Though we finally fixed up the summer cabin enough to move in, the Champion remained as extra housing. When a family in need of a temporary place to stay moved in, to lessen the stress of the transition I let the kids tag their names on the trailer. One painted a yellow submarine. Another stenciled leaves in neon orange spray paint all over the toilet seat. An artist friend painted a black-and-blue hound’s-tooth pattern on the floor.

Over the years the trailer got more tags, all amateur tags by kids. Last year a local 15-year-old filmmaker made a film in the trailer, one that will be in the Woodstock Film Festival this year (Stray Bullets, by Jack Fessenden). As part of the shoot, the actors added their own tags to the trailer.

Over time the trailer has become a colorful blight, an aluminum hunk of New York City subway car embedded in the country.  Friends even started gently suggesting I haul it off.

Once a local fireman asked me if I would consider helping train young firefighters by letting them set fires in the trailer to learn how to put them out. I considered it, even as I wondered if he was just teasing me.

A state trooper pulled in one day, glancing at the graffiti-covered trailer and asking me whether I had noticed any gang activity in the area. I smiled at his young, earnest, crime-fighting face.

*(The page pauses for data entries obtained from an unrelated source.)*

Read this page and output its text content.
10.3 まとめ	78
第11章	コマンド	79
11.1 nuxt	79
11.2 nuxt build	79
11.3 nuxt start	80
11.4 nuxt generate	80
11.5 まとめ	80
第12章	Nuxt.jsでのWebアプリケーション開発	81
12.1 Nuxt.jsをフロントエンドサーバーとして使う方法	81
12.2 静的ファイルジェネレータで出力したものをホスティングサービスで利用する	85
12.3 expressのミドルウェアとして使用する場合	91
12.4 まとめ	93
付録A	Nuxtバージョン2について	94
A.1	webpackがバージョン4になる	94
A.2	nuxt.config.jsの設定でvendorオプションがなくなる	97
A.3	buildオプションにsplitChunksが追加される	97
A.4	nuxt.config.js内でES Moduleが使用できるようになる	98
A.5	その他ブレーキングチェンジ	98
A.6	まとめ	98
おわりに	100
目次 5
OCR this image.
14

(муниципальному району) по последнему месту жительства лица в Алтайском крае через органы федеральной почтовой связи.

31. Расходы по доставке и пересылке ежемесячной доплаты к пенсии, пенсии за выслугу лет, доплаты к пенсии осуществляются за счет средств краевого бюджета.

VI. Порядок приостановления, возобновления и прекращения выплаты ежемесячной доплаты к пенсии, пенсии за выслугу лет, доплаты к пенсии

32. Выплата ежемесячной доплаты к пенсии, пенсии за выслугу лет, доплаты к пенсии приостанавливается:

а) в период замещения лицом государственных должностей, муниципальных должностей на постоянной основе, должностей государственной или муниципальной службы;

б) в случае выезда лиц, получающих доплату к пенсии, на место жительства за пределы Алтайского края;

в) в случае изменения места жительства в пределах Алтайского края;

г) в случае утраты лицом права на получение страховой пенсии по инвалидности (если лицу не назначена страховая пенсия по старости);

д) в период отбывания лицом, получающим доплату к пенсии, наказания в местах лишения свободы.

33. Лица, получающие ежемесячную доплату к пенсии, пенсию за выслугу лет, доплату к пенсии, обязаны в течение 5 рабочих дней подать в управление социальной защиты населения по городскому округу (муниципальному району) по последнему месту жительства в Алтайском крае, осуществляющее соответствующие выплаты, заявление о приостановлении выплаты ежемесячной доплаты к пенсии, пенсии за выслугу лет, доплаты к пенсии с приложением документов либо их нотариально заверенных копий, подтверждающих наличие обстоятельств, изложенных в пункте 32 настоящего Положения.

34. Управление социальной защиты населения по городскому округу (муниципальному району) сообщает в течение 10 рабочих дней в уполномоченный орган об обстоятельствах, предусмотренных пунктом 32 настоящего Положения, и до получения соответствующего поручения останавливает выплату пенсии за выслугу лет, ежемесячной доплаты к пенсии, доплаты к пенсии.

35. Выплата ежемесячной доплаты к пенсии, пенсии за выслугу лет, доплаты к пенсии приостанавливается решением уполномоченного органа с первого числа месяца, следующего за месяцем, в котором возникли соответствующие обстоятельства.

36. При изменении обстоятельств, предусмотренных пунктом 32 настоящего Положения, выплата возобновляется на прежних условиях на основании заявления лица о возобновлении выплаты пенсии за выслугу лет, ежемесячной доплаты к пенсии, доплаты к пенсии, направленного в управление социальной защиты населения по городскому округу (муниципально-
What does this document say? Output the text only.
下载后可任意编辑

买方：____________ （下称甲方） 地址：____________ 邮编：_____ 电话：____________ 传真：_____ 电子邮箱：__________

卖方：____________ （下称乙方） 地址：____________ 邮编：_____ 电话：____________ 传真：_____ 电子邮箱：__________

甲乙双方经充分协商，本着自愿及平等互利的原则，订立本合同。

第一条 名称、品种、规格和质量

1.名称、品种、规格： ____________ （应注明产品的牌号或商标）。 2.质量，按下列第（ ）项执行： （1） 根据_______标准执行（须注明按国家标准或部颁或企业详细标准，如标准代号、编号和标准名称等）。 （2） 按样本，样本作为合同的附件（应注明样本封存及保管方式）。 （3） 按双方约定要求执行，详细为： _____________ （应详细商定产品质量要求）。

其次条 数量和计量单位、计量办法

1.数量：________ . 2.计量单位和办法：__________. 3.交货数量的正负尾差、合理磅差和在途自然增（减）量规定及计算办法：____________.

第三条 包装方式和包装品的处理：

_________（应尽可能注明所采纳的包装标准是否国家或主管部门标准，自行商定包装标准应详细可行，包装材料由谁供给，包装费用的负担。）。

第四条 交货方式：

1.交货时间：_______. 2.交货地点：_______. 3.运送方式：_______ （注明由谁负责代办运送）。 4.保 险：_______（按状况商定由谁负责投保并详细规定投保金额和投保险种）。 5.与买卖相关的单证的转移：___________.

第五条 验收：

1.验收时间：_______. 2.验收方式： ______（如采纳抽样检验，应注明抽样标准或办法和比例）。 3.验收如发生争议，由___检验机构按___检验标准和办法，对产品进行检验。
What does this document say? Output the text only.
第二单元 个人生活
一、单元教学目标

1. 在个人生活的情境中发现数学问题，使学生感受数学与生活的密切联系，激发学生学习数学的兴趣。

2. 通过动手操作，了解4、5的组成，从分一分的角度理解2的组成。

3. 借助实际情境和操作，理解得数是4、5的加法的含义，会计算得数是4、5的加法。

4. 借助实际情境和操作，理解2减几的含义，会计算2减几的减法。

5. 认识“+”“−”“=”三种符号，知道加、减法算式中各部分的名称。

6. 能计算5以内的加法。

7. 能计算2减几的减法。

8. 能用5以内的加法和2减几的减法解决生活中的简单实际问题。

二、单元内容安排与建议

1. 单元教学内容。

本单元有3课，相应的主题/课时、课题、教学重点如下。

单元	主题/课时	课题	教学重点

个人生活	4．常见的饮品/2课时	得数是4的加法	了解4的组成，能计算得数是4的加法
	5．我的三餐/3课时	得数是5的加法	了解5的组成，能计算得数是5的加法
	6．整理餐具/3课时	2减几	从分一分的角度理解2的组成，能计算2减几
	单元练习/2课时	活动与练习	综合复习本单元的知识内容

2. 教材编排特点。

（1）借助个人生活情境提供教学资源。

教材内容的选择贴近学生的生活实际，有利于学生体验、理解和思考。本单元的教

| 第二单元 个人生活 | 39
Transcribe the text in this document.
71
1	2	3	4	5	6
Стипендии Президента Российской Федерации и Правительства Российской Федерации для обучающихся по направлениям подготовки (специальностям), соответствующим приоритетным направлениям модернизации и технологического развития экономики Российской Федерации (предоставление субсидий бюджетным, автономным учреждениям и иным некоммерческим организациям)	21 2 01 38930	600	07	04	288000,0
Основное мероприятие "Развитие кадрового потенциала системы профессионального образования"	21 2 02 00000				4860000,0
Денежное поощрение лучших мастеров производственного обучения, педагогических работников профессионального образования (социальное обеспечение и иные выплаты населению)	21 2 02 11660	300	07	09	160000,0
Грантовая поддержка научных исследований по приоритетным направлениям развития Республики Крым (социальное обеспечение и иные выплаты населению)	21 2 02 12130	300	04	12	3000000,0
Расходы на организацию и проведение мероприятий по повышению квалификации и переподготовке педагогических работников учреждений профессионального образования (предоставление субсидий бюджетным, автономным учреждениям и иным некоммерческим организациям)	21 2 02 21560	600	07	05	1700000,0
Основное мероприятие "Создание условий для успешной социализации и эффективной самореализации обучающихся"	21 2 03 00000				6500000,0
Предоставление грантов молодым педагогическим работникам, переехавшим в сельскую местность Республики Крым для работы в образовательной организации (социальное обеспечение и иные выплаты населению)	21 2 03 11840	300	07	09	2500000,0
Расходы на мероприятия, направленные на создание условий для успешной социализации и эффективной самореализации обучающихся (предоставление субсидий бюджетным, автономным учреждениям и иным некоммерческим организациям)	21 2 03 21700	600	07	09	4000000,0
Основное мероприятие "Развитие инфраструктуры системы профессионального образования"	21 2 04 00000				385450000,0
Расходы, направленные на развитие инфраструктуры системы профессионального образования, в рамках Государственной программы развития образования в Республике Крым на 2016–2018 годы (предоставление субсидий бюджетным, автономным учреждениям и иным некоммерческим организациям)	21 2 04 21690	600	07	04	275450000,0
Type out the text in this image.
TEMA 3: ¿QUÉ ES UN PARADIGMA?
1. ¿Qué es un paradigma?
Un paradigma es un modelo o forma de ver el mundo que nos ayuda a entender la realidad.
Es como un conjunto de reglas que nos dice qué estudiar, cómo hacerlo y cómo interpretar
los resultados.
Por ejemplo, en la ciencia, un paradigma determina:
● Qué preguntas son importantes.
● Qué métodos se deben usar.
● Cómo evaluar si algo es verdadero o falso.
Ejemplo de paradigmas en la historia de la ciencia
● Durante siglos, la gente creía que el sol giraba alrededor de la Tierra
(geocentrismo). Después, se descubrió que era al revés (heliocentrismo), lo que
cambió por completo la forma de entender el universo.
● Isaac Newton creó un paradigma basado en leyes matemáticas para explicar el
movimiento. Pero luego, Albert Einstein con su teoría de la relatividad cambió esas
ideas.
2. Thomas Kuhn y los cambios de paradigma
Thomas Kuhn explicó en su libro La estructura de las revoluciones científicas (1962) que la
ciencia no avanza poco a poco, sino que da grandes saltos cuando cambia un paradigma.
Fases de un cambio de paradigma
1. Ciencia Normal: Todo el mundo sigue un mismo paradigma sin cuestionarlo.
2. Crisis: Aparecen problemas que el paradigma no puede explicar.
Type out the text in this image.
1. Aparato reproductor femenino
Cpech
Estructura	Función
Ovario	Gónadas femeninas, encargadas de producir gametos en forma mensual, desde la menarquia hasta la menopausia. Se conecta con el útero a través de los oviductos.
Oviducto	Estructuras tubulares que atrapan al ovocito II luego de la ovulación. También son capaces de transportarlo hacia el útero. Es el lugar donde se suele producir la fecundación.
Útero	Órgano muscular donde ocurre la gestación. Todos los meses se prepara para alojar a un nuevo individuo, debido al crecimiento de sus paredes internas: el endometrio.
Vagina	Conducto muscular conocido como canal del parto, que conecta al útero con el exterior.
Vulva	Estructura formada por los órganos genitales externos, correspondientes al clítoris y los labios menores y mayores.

When I think of hauling it off, I hesitate. How decrepit and ugly does this trailer need to get before I banish it to the trailer graveyard?

An elderly filmmaker came for a visit and made a video in the Champion, as if he could tenderly relate to its swayback roof, its flat-tire feet, its tarnish, sag and rust. My friends in their fifties like to gaze at the 59-year-old Champion, as though looking at their own reflection in a mirror, and to compare how they’ve aged to how it’s aged. They always come away feeling like they’re doing better. That alone is a reason to keep it.

The summer cabin still has missing window trim. A few wires hang out of the walls, waiting for their sockets and plates. There are scribbles on unpainted drywall, indications of where tile and light sockets should eventually go.

As I warned, this is the opposite of a “home improvement story.” It’s a home un-improvement story. It’s okay to leave things unfinished. It’s okay to love the flaws and imperfections of homes and people. A life well-lived needs eventually to embrace entropy.  Self-improvement has its limits.